Linked2MarkLinked2Mark
I have checked the Consumer Key and Consumer Secret character for character and they are corrext. I have also changed the login url to the instance url. Yet I am showing the same error. Pretty frustrating.
Sahira Espinal 4Sahira Espinal 4
For me it worked with the https://login.salesforce.com/services/oauth2/token URI. Follow the steps on this video and make sure you are not missing anything. 

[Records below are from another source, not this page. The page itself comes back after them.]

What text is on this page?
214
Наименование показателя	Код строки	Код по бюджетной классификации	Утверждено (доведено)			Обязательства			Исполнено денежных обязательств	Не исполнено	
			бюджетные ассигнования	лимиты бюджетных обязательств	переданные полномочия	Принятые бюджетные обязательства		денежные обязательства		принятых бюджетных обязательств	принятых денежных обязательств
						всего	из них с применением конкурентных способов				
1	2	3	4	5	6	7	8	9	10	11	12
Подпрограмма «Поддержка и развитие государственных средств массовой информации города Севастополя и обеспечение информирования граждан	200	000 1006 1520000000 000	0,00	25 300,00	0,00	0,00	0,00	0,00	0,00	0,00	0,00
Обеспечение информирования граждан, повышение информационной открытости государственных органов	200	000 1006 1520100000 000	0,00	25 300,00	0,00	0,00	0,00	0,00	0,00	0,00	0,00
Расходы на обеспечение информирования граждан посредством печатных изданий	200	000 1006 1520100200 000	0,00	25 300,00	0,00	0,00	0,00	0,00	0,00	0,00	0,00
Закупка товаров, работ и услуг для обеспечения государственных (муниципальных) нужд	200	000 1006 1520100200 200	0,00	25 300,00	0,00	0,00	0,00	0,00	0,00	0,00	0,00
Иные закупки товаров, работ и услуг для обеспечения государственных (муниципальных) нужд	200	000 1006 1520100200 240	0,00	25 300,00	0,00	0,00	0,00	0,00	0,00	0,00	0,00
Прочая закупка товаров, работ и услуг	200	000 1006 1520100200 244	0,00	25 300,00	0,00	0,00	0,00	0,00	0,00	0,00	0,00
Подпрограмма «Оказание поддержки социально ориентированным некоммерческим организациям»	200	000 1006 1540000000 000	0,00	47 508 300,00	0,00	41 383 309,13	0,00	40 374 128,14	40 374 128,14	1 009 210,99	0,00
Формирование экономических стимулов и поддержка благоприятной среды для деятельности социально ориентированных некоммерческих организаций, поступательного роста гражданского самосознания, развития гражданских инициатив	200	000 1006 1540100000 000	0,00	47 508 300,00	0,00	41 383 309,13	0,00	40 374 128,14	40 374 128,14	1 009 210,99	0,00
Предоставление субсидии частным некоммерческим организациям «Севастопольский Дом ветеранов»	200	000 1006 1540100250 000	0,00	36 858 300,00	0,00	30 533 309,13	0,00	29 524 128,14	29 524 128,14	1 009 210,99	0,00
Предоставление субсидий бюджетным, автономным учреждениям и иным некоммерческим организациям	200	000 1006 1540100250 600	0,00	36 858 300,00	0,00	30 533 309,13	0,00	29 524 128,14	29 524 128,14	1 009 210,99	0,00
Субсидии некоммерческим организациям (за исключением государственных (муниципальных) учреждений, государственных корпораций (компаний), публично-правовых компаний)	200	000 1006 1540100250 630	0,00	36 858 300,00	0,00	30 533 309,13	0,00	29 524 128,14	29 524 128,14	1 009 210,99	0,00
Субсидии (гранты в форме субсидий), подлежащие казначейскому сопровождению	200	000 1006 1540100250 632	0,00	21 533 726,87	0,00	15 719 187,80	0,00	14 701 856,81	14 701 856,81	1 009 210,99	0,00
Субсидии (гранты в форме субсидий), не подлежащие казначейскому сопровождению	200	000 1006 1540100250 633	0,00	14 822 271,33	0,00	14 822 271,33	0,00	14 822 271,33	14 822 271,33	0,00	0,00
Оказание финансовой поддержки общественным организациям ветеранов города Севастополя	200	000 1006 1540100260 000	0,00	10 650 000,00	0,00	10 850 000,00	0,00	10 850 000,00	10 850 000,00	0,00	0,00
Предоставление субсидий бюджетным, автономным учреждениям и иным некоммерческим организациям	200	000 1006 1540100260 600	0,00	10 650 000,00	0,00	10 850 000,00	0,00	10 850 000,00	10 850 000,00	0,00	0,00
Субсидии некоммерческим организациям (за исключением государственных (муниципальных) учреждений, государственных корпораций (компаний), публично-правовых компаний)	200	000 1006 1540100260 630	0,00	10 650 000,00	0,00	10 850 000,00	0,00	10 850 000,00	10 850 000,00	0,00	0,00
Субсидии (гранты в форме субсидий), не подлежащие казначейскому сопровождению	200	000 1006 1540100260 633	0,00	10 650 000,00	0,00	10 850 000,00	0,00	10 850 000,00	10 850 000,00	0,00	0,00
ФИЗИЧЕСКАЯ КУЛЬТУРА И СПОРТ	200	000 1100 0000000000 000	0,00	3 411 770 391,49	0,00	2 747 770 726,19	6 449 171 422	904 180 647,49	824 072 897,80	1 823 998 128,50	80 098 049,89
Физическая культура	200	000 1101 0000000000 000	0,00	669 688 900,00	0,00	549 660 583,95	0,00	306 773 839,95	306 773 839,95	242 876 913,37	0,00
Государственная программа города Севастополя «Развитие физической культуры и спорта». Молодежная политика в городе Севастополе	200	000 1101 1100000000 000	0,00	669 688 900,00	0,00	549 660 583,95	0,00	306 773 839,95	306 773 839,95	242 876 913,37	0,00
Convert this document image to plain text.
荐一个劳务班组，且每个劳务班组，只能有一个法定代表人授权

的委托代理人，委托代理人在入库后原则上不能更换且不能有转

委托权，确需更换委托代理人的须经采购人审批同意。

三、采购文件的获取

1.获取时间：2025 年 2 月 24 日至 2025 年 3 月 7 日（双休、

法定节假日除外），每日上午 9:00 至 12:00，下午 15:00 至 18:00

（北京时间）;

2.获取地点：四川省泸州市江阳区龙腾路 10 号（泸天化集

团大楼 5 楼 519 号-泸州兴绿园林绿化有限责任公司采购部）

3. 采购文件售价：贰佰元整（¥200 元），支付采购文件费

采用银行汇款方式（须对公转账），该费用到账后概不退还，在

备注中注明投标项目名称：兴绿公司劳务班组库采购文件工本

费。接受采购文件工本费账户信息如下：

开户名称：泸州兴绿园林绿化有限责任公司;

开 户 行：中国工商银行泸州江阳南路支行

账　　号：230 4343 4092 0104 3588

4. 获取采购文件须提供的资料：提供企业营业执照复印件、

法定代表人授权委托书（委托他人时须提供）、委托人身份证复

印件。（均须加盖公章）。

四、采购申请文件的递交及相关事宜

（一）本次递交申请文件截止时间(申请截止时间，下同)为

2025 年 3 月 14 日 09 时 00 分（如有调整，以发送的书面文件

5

https://www.youtube.com/watch?v=n73zJ6hC0No

Hope it helps!
Tim Moore 39Tim Moore 39
I think that https://login.salesforce.com/services/oauth2/token works for production but if you are connecting a Sandbox you'll need to get copy the the start of the URL on the login page of your sandbox like what 'Jeff Douglas' has suggested (na7.salesforce.com). Thanks Jeff, your advice fixed my 'client identifier invalid' error.